Skyler shifts his weight, a subtle tell that he’s uncomfortable. “Things change. Harley and I want something that represents both of us.”

It’s the right answer, the supportive partner answer. But something in his hesitation makes me wonder if the lake house still pulls at him, if part of him still imagines saying vows on that shore.

“Well, as long as you’re happy.” Amanda’s smile could cut diamonds. “That’s all any of us want.”

“Exactly,” Skyler agrees, clearly relieved by the apparent ceasefire. He checks his watch. “I should let you all get back to the committee work. I just wanted to make sure everything was going smoothly.”

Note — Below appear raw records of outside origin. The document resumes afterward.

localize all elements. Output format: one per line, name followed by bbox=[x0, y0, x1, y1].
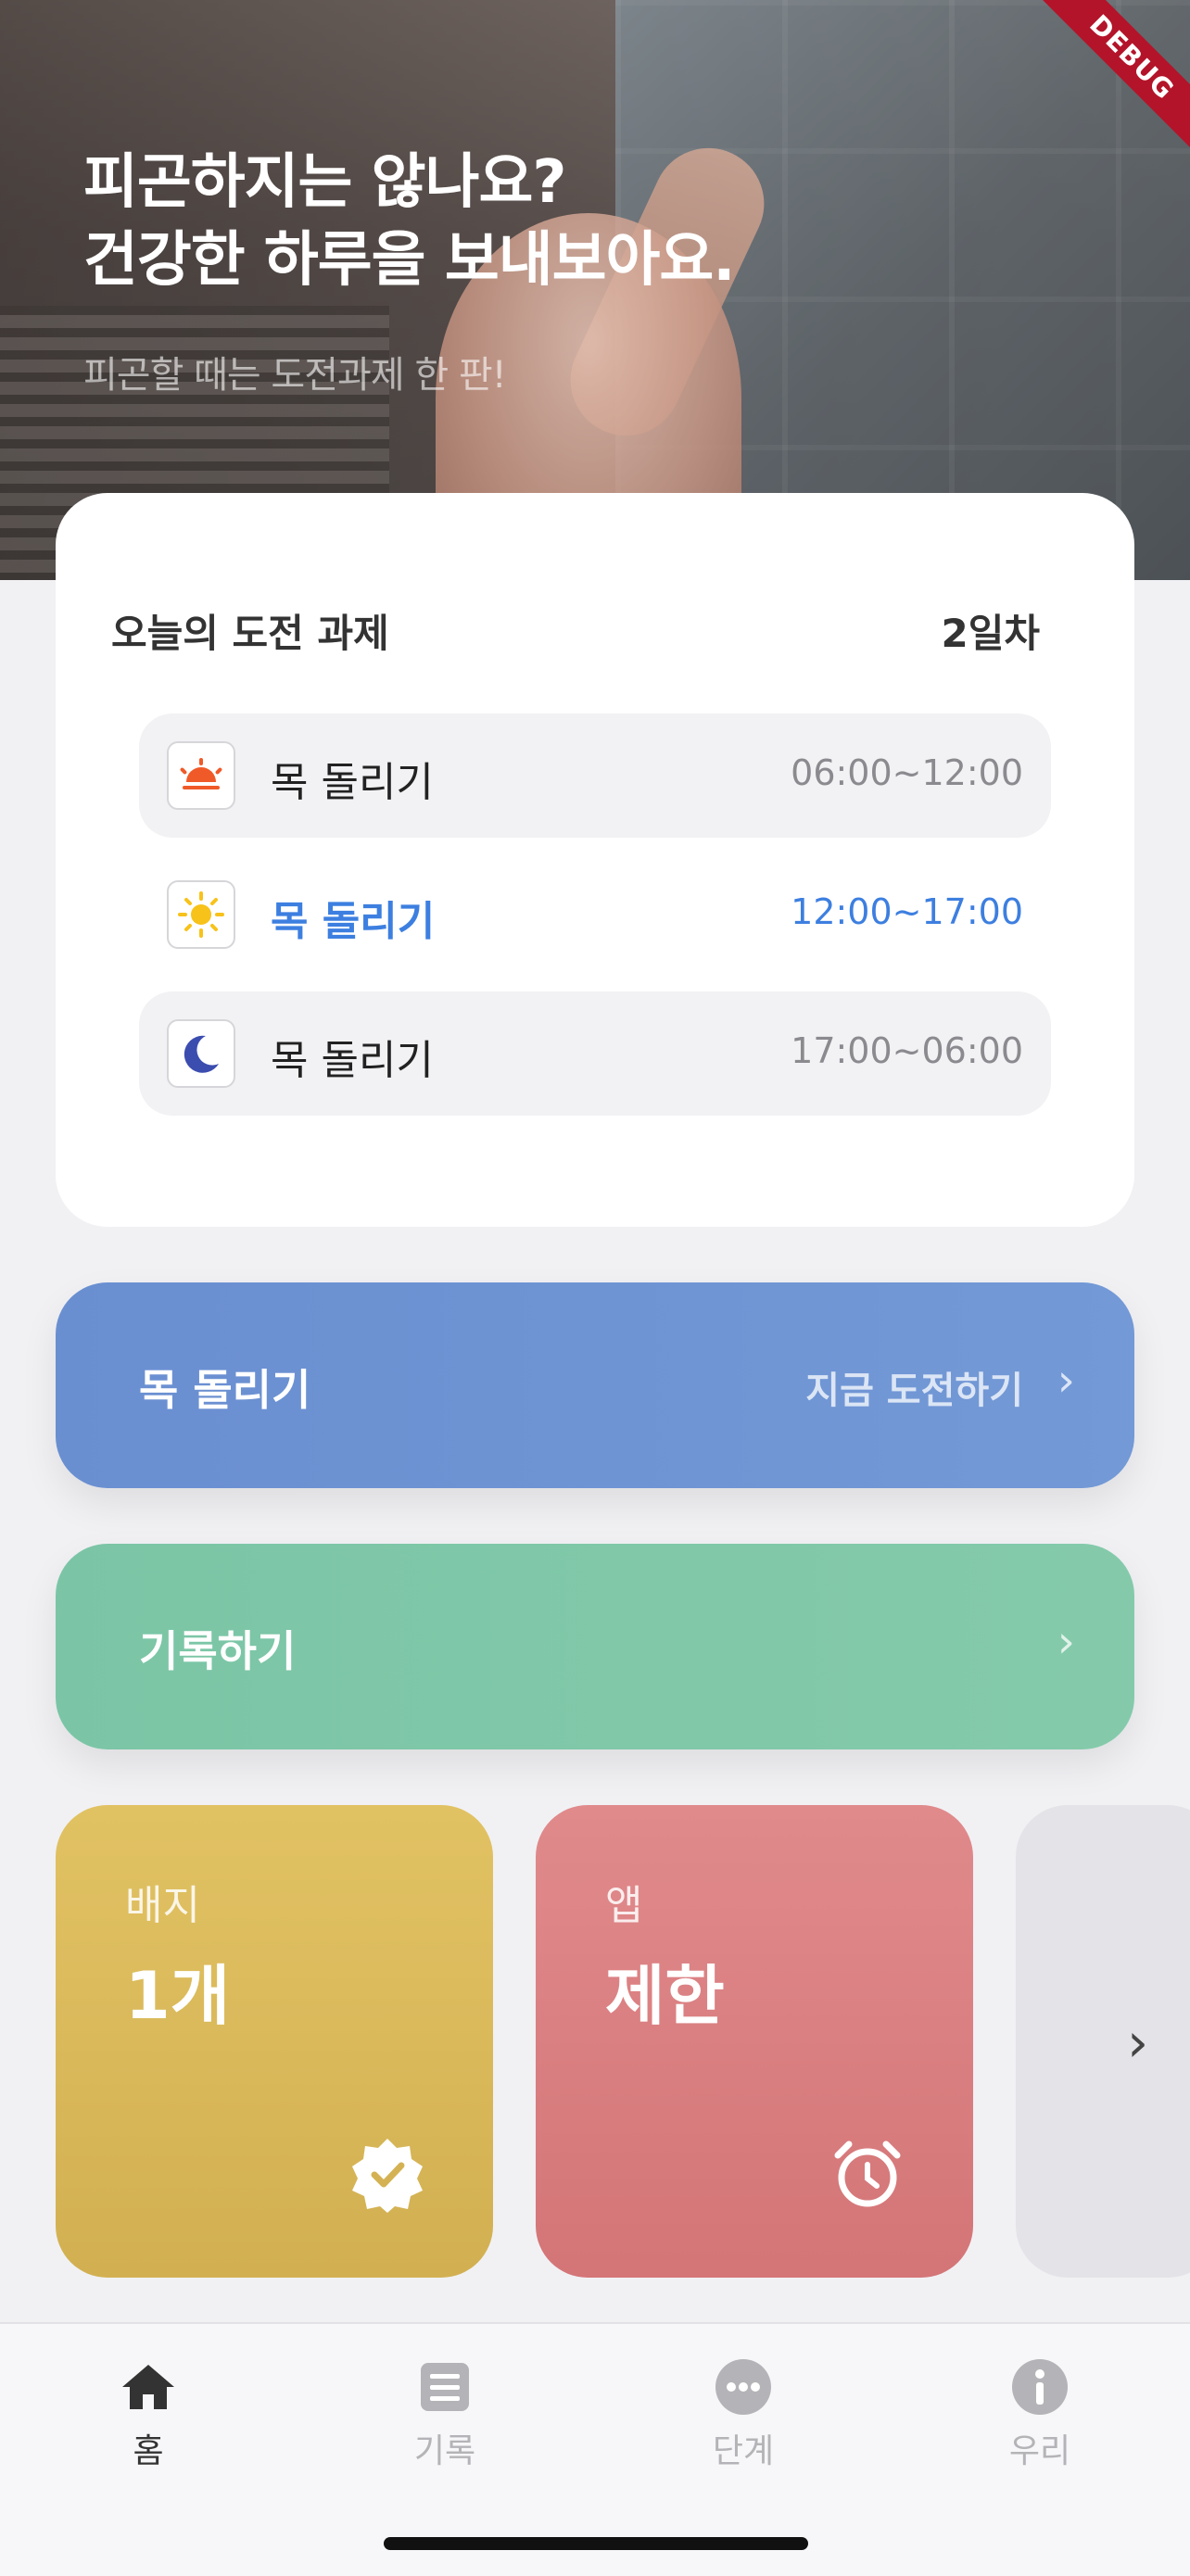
tab-stage[interactable]: 단계 bbox=[669, 2357, 817, 2472]
challenge-item-morning[interactable]: 목 돌리기 06:00~12:00 bbox=[139, 713, 1051, 838]
record-button-label: 기록하기 bbox=[139, 1626, 297, 1676]
challenge-item-name: 목 돌리기 bbox=[271, 1037, 434, 1084]
hero-title: 피곤하지는 않나요? 건강한 하루을 보내보아요. bbox=[83, 148, 736, 295]
tab-label: 우리 bbox=[1008, 2432, 1071, 2470]
chevron-right-icon: › bbox=[1057, 1616, 1075, 1668]
start-challenge-button[interactable]: 목 돌리기 지금 도전하기 › bbox=[56, 1282, 1134, 1488]
more-tiles-button[interactable]: › bbox=[1016, 1805, 1190, 2278]
badge-tile-value: 1개 bbox=[125, 1958, 231, 2034]
challenge-item-afternoon[interactable]: 목 돌리기 12:00~17:00 bbox=[139, 852, 1051, 977]
app-limit-tile-caption: 앱 bbox=[605, 1882, 643, 1929]
home-indicator bbox=[384, 2537, 808, 2550]
alarm-clock-icon bbox=[834, 2140, 901, 2207]
challenge-button-cta: 지금 도전하기 bbox=[805, 1370, 1023, 1412]
home-icon bbox=[122, 2365, 174, 2409]
sunrise-icon bbox=[167, 741, 235, 810]
tab-about[interactable]: 우리 bbox=[966, 2357, 1114, 2472]
more-dots-icon bbox=[715, 2359, 771, 2415]
challenge-item-time: 17:00~06:00 bbox=[791, 1030, 1023, 1071]
badge-check-icon bbox=[352, 2139, 423, 2213]
chevron-right-icon: › bbox=[1127, 2011, 1149, 2074]
list-icon bbox=[421, 2363, 469, 2411]
badge-tile-caption: 배지 bbox=[125, 1882, 200, 1929]
sun-icon bbox=[167, 880, 235, 949]
hero-subtitle: 피곤할 때는 도전과제 한 판! bbox=[83, 354, 507, 397]
challenge-button-label: 목 돌리기 bbox=[139, 1365, 311, 1415]
challenge-item-time: 12:00~17:00 bbox=[791, 891, 1023, 932]
tab-record[interactable]: 기록 bbox=[371, 2357, 519, 2472]
record-button[interactable]: 기록하기 › bbox=[56, 1544, 1134, 1749]
challenge-day-count: 2일차 bbox=[941, 611, 1040, 656]
tab-label: 기록 bbox=[413, 2432, 476, 2470]
badge-tile[interactable]: 배지 1개 bbox=[56, 1805, 493, 2278]
app-limit-tile[interactable]: 앱 제한 bbox=[536, 1805, 973, 2278]
challenge-item-name: 목 돌리기 bbox=[271, 898, 436, 945]
challenge-item-evening[interactable]: 목 돌리기 17:00~06:00 bbox=[139, 991, 1051, 1116]
challenge-item-time: 06:00~12:00 bbox=[791, 752, 1023, 793]
tab-label: 단계 bbox=[712, 2432, 775, 2470]
card-title: 오늘의 도전 과제 bbox=[111, 611, 389, 656]
chevron-right-icon: › bbox=[1057, 1355, 1075, 1407]
app-limit-tile-value: 제한 bbox=[605, 1958, 725, 2034]
tab-label: 홈 bbox=[133, 2432, 164, 2470]
tab-home[interactable]: 홈 bbox=[74, 2357, 222, 2472]
challenge-item-name: 목 돌리기 bbox=[271, 759, 434, 806]
moon-icon bbox=[167, 1019, 235, 1088]
info-icon bbox=[1012, 2359, 1068, 2415]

My heart sinks. He just got here, and he’s leaving already?

“You’re not staying?” The question slips out before I can stop it, making me sound needier than I intended.

“Can’t.” He grimaces apologetically. “Conference call with the Shanghai office in ten minutes. I’ll see you later?”

“Of course. Good luck with your call.”

He presses a quick kiss to my temple—too brief to even register as affection—and then he’s gone, the door closing behind him with a soft click that feels like abandonment.

The room exhales collectively, as if Skyler’s presence had been holding something at bay that is now free to resume.

“Well,” Elaine says after a moment of silence, turning to Amanda. “Speaking of weddings, I was organizing some files last weekend and found your original venue sketches. The ones for the lake house pavilion.”

And we’re back. As if Skyler’s brief appearance was just a commercial break in The Amanda Show. Not to be confused with the Nickelodeon one.

“You kept those?” Amanda asks.

“Of course I did. Your vision was exquisite.” Elaine leans forward, suddenly animated. “Remember how you wanted to drape those Italian silk panels from the trees? And the floating candles on the lake at dusk?”

The wedding fantasy continues unabated, with each woman contributing another detail of Amanda and Skyler’s perfect-but-never-happened nuptials. The flowers—peonies imported from Japan. The music, which was a string quartet that played for actual royalty. The honeymoon on a private island…naturally.

I sit perfectly still, a statue of polite endurance, while my engagement ring grows heavier on my finger with each passing minute. The emerald that Skyler chose because “it matched my eyes” now feels like a poor substitute for the flawless five-carat diamond that Amanda no doubt had—probably a Thompson family heirloom passed down through generations of appropriate brides.

Finally, I’ve had enough. It’s my day off, and I’m sitting here listening to a fake, never-even-happened wedding.

So I can’t help it when I blurt, “Can we move on?”